At five hundred feet, they stopped, and Adam let go of the grip he had on Trennus’ arm, surprised, as the taller man slumped to the ground. Adam eased Sigrun’s limp form to the ground as well, and then winced as stone ground on stone, an audible wail of protest, as the ancient structure began to collapse, from the inside out, the center of the pyramid dropping first, like a cake taken from the oven too soon. “Oh . . . gods. People are going to be . . . very angry with us.” Trennus managed, panting a little.
It was inane, but inanity was really all any of them had left. Ehecatl slumped in the long grass, his face gray, and Kanmi stared down at him. “Ah . . . I think his heart’s damaged,” the sorcerer told Adam in a low mutter. “I don’t know what to do for him. I’m certified in first aid, but this is beyond my skill level.”

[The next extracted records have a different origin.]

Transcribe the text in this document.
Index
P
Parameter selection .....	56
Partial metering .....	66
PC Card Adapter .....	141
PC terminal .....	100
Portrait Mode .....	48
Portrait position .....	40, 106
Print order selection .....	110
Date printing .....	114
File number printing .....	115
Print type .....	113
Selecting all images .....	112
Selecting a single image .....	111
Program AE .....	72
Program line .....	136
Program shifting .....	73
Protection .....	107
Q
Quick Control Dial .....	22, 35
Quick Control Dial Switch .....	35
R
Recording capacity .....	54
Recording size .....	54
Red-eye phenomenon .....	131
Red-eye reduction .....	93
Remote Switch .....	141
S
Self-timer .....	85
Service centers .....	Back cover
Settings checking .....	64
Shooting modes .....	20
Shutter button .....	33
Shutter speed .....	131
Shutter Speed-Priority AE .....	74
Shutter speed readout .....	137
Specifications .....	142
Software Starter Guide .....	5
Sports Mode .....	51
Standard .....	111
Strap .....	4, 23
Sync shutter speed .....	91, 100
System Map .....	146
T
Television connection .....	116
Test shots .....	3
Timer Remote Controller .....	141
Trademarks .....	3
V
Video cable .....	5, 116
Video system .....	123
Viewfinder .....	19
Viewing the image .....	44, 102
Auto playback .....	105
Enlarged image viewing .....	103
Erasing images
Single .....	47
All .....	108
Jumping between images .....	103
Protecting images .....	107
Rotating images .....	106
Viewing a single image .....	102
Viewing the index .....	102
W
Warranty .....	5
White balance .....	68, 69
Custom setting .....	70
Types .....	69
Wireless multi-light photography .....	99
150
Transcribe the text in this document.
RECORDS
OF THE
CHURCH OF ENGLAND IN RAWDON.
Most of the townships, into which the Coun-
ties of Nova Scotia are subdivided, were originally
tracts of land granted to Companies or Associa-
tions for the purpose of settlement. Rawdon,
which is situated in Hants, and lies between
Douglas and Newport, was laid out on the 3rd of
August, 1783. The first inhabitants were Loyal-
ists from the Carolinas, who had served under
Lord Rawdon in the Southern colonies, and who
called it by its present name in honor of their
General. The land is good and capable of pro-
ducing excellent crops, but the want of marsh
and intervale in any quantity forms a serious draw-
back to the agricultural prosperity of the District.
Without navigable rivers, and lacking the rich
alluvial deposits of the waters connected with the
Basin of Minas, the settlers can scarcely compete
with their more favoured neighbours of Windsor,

“Let him lie back. Prop his feet up on something, cover him with a cloak—” Adam looked up from where he was trying to find Sigrun’s pulse in her throat, without damaging her skin any further. Unlike the fight against the god-born in Ponca, months ago, this time, there wasn’t a single part of her that wasn’t burned. Her skin was a mass of weeping red blisters and black, paper-like curls that threatened to turn into ash at the slightest touch. The water of the cenote couldn’t have done her any favors, either. Adam’s eyes focused on Kanmi’s hands, held mutely in front of him, and he realized that Sigrun wasn’t the only one who’d been burned; Kanmi’s hands showed red, second-degree burns completely covering the palms, with blisters all up his wrists and forearms. “Damn it. Sorry. Get Tren . . . . ” Adam’s words faltered, realizing that Trennus had been lucky to get this far, on a leg that had been bleeding heavily, and might have tendon damage. “Give me a minute to get her . . . comfortable . . . and then I’ll do what I can for the rest of you.”